Le cadavre de la jeune femme comportait de nombreuses blessures. Avait-elle été tuée par des Chouans, des bandits ? Nul témoin pour confirmer. Aussi en plein pays chouan, on fit de Perrine une sainte républicaine assassinée dans d’atroces souffrances. On raconta qu’une vieille femme qui aida à l’ensevelir, fut immédiatement guérie. On prétendit même que l’âme de la jeune martyre monta au ciel avec des ailes tricolores. Un culte se développa sous l’impulsion des prêtres constitutionnels. Ces derniers mal vus de la population très chrétienne espéraient attirer les foules grâce aux superstitions populaires. Infirmes et malades se rendaient à Sainte-Suzanne.

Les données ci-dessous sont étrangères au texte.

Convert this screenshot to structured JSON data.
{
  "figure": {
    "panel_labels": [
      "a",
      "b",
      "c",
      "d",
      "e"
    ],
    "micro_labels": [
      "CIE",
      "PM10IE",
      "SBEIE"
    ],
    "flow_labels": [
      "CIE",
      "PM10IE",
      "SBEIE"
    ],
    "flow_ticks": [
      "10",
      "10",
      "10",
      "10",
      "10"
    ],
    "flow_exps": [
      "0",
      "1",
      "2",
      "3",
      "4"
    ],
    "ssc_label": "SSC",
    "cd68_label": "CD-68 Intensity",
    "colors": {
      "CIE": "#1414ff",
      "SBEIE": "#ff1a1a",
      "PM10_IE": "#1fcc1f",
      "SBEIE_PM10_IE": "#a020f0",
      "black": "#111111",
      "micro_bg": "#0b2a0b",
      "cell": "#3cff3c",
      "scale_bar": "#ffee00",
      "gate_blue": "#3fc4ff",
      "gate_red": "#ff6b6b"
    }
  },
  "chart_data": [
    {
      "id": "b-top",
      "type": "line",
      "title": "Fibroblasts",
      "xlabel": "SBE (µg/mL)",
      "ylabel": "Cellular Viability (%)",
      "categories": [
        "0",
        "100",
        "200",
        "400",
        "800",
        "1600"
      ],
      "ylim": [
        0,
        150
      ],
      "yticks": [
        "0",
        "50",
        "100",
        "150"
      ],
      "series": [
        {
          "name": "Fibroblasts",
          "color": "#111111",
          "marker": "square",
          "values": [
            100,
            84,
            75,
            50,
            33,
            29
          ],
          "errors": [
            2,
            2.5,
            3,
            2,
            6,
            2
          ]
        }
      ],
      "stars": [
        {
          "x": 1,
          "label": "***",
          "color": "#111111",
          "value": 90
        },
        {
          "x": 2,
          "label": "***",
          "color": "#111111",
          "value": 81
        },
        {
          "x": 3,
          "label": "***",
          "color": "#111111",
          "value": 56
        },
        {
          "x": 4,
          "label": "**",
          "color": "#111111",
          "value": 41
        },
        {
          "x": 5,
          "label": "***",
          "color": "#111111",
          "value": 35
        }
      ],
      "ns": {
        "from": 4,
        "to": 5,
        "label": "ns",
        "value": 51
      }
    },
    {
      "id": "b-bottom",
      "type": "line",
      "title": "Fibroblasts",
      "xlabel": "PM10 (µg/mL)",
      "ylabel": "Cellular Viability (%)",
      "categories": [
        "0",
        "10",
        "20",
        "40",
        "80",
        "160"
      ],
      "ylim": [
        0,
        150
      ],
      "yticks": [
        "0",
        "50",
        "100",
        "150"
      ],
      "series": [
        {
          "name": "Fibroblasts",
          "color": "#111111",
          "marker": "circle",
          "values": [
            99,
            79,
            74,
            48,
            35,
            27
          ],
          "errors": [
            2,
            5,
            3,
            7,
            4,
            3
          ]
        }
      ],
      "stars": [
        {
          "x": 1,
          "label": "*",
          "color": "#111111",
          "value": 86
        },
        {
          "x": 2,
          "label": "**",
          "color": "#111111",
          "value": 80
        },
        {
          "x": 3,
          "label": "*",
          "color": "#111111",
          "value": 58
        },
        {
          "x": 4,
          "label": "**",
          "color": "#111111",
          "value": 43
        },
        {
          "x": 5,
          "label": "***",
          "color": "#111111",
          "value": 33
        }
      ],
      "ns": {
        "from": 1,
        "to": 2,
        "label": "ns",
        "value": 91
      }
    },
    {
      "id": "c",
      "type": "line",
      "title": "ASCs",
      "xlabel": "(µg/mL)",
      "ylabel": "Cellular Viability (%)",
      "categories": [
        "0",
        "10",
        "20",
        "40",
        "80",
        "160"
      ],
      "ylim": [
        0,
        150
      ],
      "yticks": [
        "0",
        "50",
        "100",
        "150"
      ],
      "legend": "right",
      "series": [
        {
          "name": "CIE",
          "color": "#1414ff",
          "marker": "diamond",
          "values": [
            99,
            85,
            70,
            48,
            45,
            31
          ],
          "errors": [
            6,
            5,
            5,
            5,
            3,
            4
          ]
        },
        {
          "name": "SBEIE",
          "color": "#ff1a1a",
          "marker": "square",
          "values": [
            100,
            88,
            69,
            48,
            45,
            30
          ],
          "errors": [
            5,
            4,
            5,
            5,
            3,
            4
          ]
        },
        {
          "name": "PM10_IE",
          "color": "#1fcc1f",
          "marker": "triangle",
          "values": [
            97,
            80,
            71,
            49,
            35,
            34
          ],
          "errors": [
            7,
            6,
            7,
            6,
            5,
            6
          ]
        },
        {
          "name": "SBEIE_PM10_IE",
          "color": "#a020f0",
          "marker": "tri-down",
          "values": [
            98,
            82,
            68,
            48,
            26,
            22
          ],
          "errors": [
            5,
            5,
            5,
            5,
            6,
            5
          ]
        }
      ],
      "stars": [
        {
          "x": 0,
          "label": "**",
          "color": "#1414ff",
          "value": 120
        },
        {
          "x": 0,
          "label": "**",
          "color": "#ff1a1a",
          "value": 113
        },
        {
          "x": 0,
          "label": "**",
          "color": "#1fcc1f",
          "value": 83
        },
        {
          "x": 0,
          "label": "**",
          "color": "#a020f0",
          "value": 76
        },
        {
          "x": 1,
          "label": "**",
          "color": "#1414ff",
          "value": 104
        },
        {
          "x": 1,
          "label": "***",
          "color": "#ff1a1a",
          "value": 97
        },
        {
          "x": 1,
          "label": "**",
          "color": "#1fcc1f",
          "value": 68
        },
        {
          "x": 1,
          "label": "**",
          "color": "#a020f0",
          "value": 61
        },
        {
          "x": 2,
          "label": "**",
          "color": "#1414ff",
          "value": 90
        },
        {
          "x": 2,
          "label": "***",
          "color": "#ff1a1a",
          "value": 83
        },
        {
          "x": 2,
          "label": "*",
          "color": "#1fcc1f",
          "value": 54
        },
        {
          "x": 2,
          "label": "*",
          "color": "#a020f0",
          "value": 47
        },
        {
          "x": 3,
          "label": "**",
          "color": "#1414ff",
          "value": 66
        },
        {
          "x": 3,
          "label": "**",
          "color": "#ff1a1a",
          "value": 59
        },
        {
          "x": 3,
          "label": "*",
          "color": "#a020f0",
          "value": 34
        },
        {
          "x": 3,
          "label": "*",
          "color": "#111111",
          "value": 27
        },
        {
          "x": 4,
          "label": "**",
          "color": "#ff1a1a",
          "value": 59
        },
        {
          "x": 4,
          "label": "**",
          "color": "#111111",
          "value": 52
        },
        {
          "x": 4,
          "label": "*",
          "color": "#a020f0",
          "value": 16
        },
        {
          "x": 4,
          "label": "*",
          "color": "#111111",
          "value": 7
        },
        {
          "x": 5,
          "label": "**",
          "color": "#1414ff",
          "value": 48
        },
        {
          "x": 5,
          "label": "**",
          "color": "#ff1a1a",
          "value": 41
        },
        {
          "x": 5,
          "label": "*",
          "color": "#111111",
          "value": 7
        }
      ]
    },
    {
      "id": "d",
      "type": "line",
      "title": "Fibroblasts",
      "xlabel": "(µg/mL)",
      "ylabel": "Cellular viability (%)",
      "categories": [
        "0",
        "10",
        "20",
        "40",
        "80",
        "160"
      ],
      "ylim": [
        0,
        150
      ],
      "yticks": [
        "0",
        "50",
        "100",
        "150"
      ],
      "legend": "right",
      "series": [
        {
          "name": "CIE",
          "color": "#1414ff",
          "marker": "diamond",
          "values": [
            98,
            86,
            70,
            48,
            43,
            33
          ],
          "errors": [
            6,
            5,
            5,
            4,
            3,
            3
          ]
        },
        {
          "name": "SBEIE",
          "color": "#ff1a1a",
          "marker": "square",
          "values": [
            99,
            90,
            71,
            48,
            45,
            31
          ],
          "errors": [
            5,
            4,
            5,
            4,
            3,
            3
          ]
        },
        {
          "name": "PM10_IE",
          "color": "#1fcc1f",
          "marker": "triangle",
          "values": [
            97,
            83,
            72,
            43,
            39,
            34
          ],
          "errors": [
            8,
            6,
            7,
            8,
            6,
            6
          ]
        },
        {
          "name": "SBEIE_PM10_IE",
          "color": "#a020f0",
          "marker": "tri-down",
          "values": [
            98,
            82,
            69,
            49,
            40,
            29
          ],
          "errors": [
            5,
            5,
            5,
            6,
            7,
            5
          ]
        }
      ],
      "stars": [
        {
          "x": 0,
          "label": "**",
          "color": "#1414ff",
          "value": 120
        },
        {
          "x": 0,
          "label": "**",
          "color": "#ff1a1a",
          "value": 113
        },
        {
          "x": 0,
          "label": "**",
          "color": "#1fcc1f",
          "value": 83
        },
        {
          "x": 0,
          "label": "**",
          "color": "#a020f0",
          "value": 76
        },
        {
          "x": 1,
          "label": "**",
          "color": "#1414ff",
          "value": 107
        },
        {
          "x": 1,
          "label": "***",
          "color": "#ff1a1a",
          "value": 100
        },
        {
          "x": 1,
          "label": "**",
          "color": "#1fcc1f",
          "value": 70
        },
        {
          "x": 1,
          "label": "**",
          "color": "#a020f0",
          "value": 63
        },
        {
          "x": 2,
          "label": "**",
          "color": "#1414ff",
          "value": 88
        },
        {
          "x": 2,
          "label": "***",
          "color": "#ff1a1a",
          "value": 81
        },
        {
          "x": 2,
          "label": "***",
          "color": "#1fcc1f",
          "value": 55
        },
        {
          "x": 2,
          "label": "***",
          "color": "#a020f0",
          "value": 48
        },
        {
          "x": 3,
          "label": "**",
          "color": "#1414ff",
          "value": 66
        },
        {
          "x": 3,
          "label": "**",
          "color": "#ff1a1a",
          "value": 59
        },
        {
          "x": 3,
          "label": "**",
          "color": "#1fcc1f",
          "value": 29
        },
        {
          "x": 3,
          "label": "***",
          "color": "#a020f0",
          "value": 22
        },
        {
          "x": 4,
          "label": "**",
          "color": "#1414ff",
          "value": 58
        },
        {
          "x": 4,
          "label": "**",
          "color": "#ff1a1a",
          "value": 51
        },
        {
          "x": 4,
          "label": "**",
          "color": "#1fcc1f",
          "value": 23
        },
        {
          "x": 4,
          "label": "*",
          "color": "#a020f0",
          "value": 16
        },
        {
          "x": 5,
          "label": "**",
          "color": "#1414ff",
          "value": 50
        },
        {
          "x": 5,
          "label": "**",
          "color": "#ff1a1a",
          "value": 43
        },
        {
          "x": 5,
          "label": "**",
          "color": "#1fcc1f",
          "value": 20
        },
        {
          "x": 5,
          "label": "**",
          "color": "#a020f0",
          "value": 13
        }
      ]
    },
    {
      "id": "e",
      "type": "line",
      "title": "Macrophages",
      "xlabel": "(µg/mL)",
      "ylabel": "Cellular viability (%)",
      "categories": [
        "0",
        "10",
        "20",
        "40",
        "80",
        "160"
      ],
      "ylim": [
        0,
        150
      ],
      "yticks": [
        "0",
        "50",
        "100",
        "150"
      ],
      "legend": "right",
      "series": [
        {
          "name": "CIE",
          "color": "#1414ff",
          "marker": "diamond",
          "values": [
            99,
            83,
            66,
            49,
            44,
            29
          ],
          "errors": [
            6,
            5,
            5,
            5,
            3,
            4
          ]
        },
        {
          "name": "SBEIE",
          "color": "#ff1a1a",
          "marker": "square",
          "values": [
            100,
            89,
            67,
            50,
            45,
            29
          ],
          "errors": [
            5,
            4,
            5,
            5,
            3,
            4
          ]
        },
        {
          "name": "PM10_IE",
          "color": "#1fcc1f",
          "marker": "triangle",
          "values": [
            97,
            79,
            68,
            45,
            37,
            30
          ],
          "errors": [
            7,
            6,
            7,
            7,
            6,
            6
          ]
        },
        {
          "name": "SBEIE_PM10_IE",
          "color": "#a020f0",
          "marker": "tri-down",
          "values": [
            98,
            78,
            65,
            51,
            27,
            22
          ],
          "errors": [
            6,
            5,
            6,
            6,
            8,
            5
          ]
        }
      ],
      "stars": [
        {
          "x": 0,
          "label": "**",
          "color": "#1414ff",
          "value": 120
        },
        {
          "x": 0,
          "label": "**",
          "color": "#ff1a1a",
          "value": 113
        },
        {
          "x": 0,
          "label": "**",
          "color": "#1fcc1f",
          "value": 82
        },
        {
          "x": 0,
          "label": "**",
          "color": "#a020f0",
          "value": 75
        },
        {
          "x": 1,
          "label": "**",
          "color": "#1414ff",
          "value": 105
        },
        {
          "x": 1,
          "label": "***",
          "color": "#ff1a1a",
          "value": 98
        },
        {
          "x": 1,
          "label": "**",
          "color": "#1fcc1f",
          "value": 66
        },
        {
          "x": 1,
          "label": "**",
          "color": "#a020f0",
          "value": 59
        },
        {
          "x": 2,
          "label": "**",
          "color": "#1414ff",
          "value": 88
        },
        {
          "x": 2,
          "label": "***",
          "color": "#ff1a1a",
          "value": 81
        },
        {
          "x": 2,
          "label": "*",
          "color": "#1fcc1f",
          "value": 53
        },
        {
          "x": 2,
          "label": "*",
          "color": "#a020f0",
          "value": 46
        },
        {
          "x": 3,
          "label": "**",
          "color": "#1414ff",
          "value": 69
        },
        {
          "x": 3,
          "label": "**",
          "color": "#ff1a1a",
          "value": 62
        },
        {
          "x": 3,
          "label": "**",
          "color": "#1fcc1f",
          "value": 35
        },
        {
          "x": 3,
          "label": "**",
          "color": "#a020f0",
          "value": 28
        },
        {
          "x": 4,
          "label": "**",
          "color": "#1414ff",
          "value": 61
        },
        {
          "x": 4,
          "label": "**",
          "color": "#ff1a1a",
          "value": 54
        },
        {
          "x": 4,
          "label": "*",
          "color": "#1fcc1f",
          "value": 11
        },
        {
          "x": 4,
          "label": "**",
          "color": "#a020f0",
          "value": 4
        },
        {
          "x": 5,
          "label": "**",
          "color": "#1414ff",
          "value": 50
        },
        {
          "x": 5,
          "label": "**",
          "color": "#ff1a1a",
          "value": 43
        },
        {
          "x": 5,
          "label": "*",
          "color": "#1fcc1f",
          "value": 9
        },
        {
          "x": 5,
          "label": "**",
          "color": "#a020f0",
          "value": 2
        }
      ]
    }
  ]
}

On y construit une chapelle toujours debout bien que la dévotion à la sainte tricolore tomba rapidement dans l’oubli.

Chrétiens venez écouter
L’histoire de Perrine Dugué
Thorigné est son village
Agée de près de dix-sept ans
Cette belle fille sage
Est réduite au monument…

Aux Landes près de Blandouet
En chemin comme elle était
Allant à Sainte-Suzanne
Un fripon l’a arrêtée
Tout en lui cherchant chicane
Il voulait en abuser…

Elle, saisie de frayeur
Lui dit en versant des pleurs
Cœur perfide et cœur infâme
J’aime mieux cent fois mourir
Que de perdre ma pauvre âme
Consentant à ton désir…

Aussitôt ce scélérat
A grands coups l’a mise en bas
En lui fendant la cervelle
Comme un enragé brutal
Lui coupant une mamelle
L’écrasant de son cheval
La place où il l’a laissée
C’est où elle est enterrée

Dieu en a fait son Oracle
Pour montrer sa Sainteté
Elle fait souvent miracle
A qui va la visiter.
La priant dévotement
Elle obtient soulagement
A tous nos maux et misères
Prions Dieu sur son tombeau
Qu’il accepte nos prières
Par un prodige nouveau.

Ma chère Mona, ce texte est une complainte que l’on chantait en l’honneur de Perrine. Bon, Mona, un petit coup ? Ok ? Les Charmottes 2005 du Domaine Chauvenet-Chopin. Un Nuits-Saint-Georges subtil, fruité.